I vividly remember back when Lord of the Rings Online launched its first legendary server, Anor, in 2018. Like many of you, I got swept up in the hype of this progression world, yet I felt the import of what clicking that “Create Character” button would entail.
I did it anyway but made the rather foolish and short-sighted comment on my blog that this would most likely be the very last character I’d ever be taking through the entire LOTRO journey. (For the record, I am still playing that toon — now a level 121 Minstrel in the Dale-lands — but having long since transferred her to Landroval.)
So why did I make that statement? It’s because even in 2018 I was feeling the sheer weight of the content in this game. Even at its launch back in 2007, LOTRO was not a small MMO, and since then it’s grown to be the single largest Middle-earth video game ever made in terms of scope and landmass. This was a mountain — a Mount Everest, even — of an MMORPG, and I couldn’t imagine summoning the time and enthusiasm to scale it more than a couple of times.
Now I’ve proven myself false on this claim so many times since 2018 that I just shake my head at my general foolishness. I really thought my energy for this game was winding down, yet in the years that followed, the opposite’s happened. I’ve ended up creating many new characters, including a brand-new River Hobbit Captain with last month’s patch.
Even though my altitis is still alive and kicking, that doesn’t disprove the fact that LOTRO is a truly daunting MMO if you try to think of all you’d need to do to not only level up to the cap but get through the epic story, deed up your virtues, and go through a good bulk of the zone quests. There are — depending on how you count them — 50 to 75 generally big regions in this game. There are thousands upon thousands of quests, deeds, and epic stories. If you try to take that all in at once, it’s scary big. It might even seem oppressive.
That’s how I used to think because that’s how MMOs trained me to be. Many MMOs push this idea that the most recent expansion or the end game is the only place that’s worthwhile to be. We’re trained to see the buildup to that part of the MMO as sort of training wheels that are teaching us and making us put in our time before we get to the “real” game. So until we’re there, we feel this anxiety at not being there yet — especially if the community and friends are romping around in that limited playground.
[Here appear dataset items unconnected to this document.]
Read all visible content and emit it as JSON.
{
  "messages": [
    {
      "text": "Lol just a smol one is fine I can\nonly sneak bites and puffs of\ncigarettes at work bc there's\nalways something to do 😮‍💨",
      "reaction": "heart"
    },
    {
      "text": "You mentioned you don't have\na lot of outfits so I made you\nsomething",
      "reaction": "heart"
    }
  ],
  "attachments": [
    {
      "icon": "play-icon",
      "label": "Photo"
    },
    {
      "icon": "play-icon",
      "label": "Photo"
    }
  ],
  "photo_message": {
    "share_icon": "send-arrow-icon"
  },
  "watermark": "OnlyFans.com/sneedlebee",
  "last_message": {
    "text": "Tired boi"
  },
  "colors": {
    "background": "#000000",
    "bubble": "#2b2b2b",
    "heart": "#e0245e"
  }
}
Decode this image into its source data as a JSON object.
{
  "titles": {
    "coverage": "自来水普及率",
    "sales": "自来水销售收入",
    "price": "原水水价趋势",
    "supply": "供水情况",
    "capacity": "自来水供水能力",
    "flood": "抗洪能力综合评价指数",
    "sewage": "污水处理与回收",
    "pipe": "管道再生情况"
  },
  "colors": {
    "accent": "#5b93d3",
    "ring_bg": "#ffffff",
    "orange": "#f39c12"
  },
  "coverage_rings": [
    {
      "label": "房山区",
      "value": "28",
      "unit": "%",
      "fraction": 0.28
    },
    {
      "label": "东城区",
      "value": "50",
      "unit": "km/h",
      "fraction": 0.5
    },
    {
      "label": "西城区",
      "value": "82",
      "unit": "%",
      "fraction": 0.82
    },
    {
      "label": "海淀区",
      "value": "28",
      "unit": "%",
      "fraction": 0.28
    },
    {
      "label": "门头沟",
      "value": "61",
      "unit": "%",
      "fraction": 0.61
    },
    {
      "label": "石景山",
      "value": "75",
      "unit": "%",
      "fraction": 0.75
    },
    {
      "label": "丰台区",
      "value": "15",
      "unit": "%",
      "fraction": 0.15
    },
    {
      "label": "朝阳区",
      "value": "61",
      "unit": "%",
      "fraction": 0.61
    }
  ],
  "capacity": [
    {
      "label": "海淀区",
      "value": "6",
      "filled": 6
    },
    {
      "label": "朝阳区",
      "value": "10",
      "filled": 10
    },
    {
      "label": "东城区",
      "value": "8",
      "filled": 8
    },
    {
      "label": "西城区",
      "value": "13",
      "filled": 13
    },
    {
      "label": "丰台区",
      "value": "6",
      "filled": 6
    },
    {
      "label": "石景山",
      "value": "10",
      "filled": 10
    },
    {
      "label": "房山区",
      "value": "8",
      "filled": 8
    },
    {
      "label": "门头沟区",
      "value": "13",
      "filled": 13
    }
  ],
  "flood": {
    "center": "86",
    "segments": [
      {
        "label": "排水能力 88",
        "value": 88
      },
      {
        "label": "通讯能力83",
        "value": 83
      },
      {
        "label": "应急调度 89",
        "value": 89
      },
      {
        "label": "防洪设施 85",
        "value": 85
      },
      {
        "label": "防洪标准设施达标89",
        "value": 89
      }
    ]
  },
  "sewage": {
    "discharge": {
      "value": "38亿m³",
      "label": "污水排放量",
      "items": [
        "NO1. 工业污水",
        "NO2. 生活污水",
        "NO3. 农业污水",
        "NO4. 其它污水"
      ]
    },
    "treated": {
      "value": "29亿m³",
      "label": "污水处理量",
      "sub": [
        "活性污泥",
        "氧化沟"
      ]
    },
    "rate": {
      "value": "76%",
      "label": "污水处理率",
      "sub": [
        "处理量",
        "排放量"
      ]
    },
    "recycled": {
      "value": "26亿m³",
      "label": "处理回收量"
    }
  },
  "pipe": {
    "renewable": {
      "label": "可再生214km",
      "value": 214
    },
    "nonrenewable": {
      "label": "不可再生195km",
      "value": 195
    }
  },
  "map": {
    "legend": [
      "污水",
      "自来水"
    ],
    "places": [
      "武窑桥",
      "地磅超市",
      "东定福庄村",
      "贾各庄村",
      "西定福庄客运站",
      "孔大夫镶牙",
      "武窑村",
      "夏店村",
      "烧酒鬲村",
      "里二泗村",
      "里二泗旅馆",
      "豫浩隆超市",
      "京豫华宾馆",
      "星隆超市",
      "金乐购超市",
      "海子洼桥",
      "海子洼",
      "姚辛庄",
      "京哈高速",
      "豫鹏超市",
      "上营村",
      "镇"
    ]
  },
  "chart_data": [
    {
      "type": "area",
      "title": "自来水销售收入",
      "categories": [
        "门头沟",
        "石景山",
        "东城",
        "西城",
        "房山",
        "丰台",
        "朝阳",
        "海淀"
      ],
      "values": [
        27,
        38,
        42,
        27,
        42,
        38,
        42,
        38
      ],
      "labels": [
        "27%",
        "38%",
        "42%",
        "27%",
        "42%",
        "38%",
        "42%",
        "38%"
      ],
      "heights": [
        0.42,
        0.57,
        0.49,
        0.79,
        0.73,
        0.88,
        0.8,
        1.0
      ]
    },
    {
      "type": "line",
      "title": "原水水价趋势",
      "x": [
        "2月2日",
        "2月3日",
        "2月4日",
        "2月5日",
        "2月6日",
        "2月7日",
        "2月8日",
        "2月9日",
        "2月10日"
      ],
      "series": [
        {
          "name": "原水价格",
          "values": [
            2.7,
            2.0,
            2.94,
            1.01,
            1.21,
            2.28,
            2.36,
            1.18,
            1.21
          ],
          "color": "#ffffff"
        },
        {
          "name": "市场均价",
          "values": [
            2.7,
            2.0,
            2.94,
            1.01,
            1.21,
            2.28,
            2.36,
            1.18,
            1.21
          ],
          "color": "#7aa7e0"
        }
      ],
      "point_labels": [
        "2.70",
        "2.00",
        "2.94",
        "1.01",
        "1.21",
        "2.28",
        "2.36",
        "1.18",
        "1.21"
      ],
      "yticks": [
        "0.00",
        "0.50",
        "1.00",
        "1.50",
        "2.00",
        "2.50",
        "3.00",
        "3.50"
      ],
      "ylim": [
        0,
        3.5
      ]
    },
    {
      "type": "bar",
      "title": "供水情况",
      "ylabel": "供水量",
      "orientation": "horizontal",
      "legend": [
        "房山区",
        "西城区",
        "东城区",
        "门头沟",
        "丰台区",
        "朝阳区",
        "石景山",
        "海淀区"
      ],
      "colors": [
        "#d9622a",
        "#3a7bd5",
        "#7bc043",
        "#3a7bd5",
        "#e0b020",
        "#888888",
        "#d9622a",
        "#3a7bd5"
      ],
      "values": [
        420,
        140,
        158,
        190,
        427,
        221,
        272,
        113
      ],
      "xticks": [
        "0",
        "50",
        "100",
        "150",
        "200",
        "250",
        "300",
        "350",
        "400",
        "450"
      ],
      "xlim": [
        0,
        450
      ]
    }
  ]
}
I hope we’ve all pushed back against this concept as it’s ridiculous and antiquated. The smarter MMOs are the ones that either get everyone in the same playfield ASAP (Elder Scrolls Online, Guild Wars 2) or truly invest in the whole experience of a leveling journey (LOTRO, SWTOR, FFXIV).
LOTRO is not set up to be a game that you blitz through in a few days and then sit there raiding for months until the next expansion. Its core design is that of a narrative adventure through a gradually unfolding world using the structure of levels, zones, and the epic story to guide the player. It’s a long road trip where the journey — not the destination — is the whole point. It’s what you do and see and experience along the way rather than put yourself through miserable days of marathoning until you’re at the end of it.
From launch until now, I’ve only ever gotten two characters to the level cap and through all of the epic — and one of those finished up quite recently. My roster is littered with characters all over the level spectrum who will, in most likelihood, never see Umbar. Yet I’ve long since gotten past that dread of climbing the mountain to conquer it. Now, I simply enjoy the climbing.
Obviously, I love this game, and so logging into it isn’t a chore or a race. It’s a part of the way I unwind every day as I hop onto that character and go down another stretch of road. I might see a new sight or an old favorite, and I might challenge myself to be more efficient or fight on a higher difficulty level. But no matter what, I’m not looking at the summit. I’m not staring at the end of the road. That way lies madness, my friends.
The crazy thing is that when you stop worrying about how big it all is and how much you have to do, you end up getting a lot more done than you’d think. One of my favorite sci-fi novels has a character who once said at a daunting prospect, “If I put one foot in front of the other, eventually I can walk across the entire world. Just watch me.”
One footstep at a time. One mob, one objective, one session at a time. That’s all you need to concern yourself with. LOTRO is a memory maker, and those memories are waiting for you each and every day — not just at the endgame.